Cobh Ramblers are not so lucky.
Manager Stephen Henderson says profits from a friendly last summer against Norwich went to fix the boiler and buy a new ride-on lawnmower.
Hence, securing Fota Island resort as their main sponsor this season is a godsend.
They were due to play their first home game of the season today at St Colman’s Park against Galway United.
“Any cash coming in is very important. If you leave aside wages, a lot of the outgoings for a first division club are pretty much in line with a Premier League club. There’s still travel to away matches, medical, affiliation fees. The list is fairly substantial. All told it will probably cost us around €300,000 to run the club for the year. It’s always difficult to keep the head above water, hence partnerships like this are massive — and they lift the morale of the club. The last five years have been tough, the first two we were back in League of Ireland football, still labouring under a lot of old debt which we have now addressed. The club is a lot better off, better set up than it was six years ago.”
“We came back into the league in 2013. We felt we could work our way out of out. But we were literally amateur in the sense of the players not getting so much as a cent for the first couple of years. We chipped away at the debt, which was a decent-sized six-figure sum but is now very manageable. A lot of that is down to the hard work of the treasurer Lesley Henderson, Stephen’s wife. She’s done a lot of trojan work to get the finances under control.”
“You can’t count on money until it’s physically in the club’s bank account. That’s the motto: Don’t live on promises. Lesley is great at making ends meet. If we can get to the point where the gate receipts are a bonus, that extra bit on top, they you are doing well. Because you can’t rely bank on gate receipts. We weren’t even at 500 (spectators per game) last year, and we finished second. The problem, of course, was there was no play-offs last season and that absolutely killed it for fans, because we were a bit behind Waterford. But they had big money behind them, and I still maintain if we had even a quarter of the reputed investment Waterford had, we probably would have won that league.”
“We wouldn’t be here otherwise. But we want to be completely self-sustainable. We won’t make the mistakes that were made in the past where we were paying out crazy money. It’s only in the last few years we’ve got out of that mess. We can’t go back to that. We won’t spend what we don’t have. Obviously if a sugar daddy came in you are not going to send him away but you have to live within your means. Part of our ethos is to develop our own players. We don’t pay wages, and the players know that, Stephen emphasises that to them. But when you are not paying them, we must understand that asking a player to travel the length and breadth of the country on a Friday evening is asking a lot — especially if he is trying to hold down a day job as well.”
“I think it’s a good thing. There’s a feelgood factor around Cork at the moment, and we have always got on well with City. When you consider where they were in 2010 as a supporters-run club to where they are now, it is the model. One of the best examples of how a supporters-run club can achieve things. We were one of the original members-run clubs but City have led the way in terms of what they have done with the model. If we aspire to that we won’t be far wrong.”
“We can’t go out and pay transfer fees and the big wages. I am not sure it’s what we are about even if we could. There’s a sense of achievement in developing your own players, when you can say ‘we played our part in his development’. It gives everyone a good feeling around the club. It’s the only model we can go after. We don’t have the means to go out and target the best players in the League of Ireland.
“We have some excellent underage coaches, Declan Coleman, Stuart Ashton, Ethan McCarthy at U19 level. They know where all the good players are in Cork and we can offer them the pathway to League of Ireland football. When we say ‘you will get your chance in Cobh’, we deliver on that. There’s a young lad here, James McSweeney, who is only 18 but a man-mountain of a centre half. He’s with us two years already, came from Carrigaline, but his father’s from Cobh originally. He’s one to look out for.”
“For sure. We are a unique nation in that regard, we jump on things. I’ve been in small towns in the UK, smaller than ours, where the local team gets fantastic support. Even to them, the idea of supporting a Liverpool or Man United above their home town team; it’s not the done thing. But we don’t seem to do that in this country.”

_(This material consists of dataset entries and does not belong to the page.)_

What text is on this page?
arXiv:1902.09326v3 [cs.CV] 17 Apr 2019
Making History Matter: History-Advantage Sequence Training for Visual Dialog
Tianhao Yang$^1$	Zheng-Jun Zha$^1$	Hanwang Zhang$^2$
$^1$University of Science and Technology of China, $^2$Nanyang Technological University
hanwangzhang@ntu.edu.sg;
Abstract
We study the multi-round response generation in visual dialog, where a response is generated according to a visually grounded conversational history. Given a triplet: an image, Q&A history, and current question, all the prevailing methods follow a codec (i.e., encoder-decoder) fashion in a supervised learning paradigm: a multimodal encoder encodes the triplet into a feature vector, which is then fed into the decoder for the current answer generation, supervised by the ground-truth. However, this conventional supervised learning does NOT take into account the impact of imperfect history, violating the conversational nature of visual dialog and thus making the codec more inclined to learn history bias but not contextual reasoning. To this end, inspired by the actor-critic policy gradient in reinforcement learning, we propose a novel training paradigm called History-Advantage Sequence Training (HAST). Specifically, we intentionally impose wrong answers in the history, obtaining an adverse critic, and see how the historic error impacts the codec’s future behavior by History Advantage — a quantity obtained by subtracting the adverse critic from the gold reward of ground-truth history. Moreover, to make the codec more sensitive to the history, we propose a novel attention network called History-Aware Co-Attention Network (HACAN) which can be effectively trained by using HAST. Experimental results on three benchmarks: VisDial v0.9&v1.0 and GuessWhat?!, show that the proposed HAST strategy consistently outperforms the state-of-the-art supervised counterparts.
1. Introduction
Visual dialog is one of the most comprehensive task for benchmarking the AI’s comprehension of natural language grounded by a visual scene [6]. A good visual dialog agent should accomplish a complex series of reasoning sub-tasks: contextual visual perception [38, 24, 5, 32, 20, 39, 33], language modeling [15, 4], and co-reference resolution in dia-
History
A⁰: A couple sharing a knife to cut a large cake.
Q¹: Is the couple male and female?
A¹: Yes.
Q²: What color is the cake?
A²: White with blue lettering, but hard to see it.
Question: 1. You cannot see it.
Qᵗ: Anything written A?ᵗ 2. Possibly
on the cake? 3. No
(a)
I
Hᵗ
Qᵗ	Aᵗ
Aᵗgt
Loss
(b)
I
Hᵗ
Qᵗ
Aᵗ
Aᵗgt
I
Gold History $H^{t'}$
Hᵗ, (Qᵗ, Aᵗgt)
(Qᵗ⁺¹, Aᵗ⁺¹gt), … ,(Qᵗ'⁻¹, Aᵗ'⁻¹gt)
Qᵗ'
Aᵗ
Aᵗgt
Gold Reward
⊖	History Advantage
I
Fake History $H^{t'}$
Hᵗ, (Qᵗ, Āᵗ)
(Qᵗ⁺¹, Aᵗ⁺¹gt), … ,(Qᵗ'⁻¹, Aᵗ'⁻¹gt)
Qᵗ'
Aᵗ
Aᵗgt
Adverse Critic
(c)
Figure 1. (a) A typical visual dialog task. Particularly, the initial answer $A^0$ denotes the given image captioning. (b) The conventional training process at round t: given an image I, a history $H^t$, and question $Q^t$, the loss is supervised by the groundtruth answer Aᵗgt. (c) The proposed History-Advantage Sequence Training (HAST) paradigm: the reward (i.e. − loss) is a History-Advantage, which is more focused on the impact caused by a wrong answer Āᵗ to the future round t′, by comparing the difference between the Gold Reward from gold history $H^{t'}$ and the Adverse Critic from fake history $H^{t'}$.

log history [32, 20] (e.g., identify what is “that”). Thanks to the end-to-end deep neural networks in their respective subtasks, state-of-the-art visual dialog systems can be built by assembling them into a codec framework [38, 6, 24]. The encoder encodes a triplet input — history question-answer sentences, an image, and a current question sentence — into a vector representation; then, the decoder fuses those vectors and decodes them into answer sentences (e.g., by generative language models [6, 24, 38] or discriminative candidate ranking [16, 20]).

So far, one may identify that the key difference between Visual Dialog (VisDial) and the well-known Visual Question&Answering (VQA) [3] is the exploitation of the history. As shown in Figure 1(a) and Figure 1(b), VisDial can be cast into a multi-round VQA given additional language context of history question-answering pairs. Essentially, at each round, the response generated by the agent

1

“Come down, give us a look, you won’t be disappointed. You will see a really hard-working team of young, talented footballers. None of these guys will earn money to be driving a sports car but they will go through a brick wall for the team and the jersey. There’s a lot of gratitude in that too.”

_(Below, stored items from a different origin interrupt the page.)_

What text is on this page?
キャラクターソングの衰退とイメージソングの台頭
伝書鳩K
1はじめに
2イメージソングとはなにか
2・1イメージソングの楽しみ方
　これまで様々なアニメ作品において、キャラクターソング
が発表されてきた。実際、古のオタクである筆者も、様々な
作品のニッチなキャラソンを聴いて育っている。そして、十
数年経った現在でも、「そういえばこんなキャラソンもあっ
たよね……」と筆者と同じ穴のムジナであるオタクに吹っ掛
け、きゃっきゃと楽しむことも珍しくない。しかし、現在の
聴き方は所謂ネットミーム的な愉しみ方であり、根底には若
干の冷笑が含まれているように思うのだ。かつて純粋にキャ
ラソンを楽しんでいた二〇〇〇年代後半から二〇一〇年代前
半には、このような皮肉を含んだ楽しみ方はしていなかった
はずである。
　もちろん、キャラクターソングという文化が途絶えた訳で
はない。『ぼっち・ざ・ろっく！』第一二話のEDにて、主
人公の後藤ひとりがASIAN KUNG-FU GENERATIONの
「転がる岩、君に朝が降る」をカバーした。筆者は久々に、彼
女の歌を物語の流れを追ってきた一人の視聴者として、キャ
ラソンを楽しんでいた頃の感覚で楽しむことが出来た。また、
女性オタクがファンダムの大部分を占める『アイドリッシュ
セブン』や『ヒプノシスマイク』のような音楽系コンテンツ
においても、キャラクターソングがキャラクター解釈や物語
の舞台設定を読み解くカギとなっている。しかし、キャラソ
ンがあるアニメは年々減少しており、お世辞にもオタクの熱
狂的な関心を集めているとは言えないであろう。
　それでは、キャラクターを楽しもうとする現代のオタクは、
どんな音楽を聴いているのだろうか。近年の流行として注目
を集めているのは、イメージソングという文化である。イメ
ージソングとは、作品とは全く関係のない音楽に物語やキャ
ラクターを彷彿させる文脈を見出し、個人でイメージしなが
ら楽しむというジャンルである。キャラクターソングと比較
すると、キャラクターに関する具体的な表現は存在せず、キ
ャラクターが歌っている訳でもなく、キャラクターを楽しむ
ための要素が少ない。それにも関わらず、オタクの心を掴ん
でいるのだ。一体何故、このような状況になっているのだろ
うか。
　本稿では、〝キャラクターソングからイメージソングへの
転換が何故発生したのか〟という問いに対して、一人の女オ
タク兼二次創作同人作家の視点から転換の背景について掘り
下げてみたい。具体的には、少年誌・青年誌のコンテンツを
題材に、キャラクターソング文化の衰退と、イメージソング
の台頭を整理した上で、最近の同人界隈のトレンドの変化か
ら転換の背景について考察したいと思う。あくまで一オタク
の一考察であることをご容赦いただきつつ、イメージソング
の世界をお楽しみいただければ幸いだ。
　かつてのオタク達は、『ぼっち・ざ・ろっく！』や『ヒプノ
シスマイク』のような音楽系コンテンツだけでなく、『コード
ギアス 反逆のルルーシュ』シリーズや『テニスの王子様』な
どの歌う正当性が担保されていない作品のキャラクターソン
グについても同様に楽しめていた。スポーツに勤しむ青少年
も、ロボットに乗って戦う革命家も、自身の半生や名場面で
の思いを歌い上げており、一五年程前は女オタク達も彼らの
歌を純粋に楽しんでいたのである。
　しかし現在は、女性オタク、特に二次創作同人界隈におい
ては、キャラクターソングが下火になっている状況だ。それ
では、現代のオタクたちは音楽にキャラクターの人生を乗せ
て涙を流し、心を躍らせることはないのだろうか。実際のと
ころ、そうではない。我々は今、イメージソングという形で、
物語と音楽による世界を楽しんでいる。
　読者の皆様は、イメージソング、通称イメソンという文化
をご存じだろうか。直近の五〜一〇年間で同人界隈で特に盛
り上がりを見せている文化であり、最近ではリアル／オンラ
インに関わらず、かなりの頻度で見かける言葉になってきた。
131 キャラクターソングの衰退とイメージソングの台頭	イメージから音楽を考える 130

We went on the day. The only overnight we will have this season, probably, is Donegal (Finn Harps). The roads are so much better now anyway. You are talking €1,000 for the bus, physio on board, pre-match meal. We won’t have any change out of €1,500 for the away trips, and there are 14 of them. There is also the U19s, 17s, and 15s playing National League, albeit in regional leagues. The FAI has increased the travel allowances and youth development fund, but it is still a headache for every club.”

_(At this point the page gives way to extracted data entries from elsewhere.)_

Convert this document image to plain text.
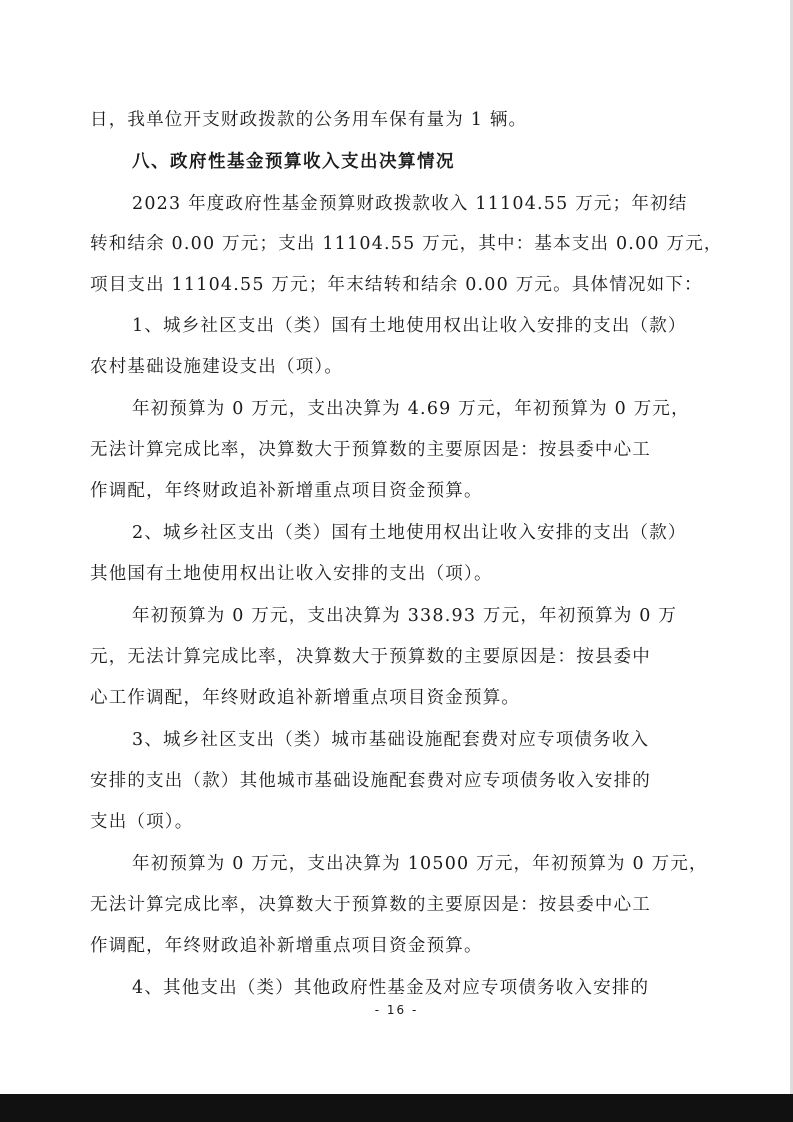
日，我单位开支财政拨款的公务用车保有量为 1 辆。
八、政府性基金预算收入支出决算情况
2023 年度政府性基金预算财政拨款收入 11104.55 万元；年初结
转和结余 0.00 万元；支出 11104.55 万元，其中：基本支出 0.00 万元，
项目支出 11104.55 万元；年末结转和结余 0.00 万元。具体情况如下：
1、城乡社区支出（类）国有土地使用权出让收入安排的支出（款）
农村基础设施建设支出（项）。
年初预算为 0 万元，支出决算为 4.69 万元，年初预算为 0 万元，
无法计算完成比率，决算数大于预算数的主要原因是：按县委中心工
作调配，年终财政追补新增重点项目资金预算。
2、城乡社区支出（类）国有土地使用权出让收入安排的支出（款）
其他国有土地使用权出让收入安排的支出（项）。
年初预算为 0 万元，支出决算为 338.93 万元，年初预算为 0 万
元，无法计算完成比率，决算数大于预算数的主要原因是：按县委中
心工作调配，年终财政追补新增重点项目资金预算。
3、城乡社区支出（类）城市基础设施配套费对应专项债务收入
安排的支出（款）其他城市基础设施配套费对应专项债务收入安排的
支出（项）。
年初预算为 0 万元，支出决算为 10500 万元，年初预算为 0 万元，
无法计算完成比率，决算数大于预算数的主要原因是：按县委中心工
作调配，年终财政追补新增重点项目资金预算。
4、其他支出（类）其他政府性基金及对应专项债务收入安排的
- 16 -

“Our part-time administrator and bar staff are the only paid employees. Players get expenses and we have only one player on a semi-professional contract. We have to adopt that approach to protect ourselves but we are vulnerable because of that — there is nothing to stop any other club coming in and taking our player. OK you get a development fee if he goes on to bigger and better things, but it’s frustrating and it knocks you back. Because have no doubt, the raw talent is there in Cork, it really is.”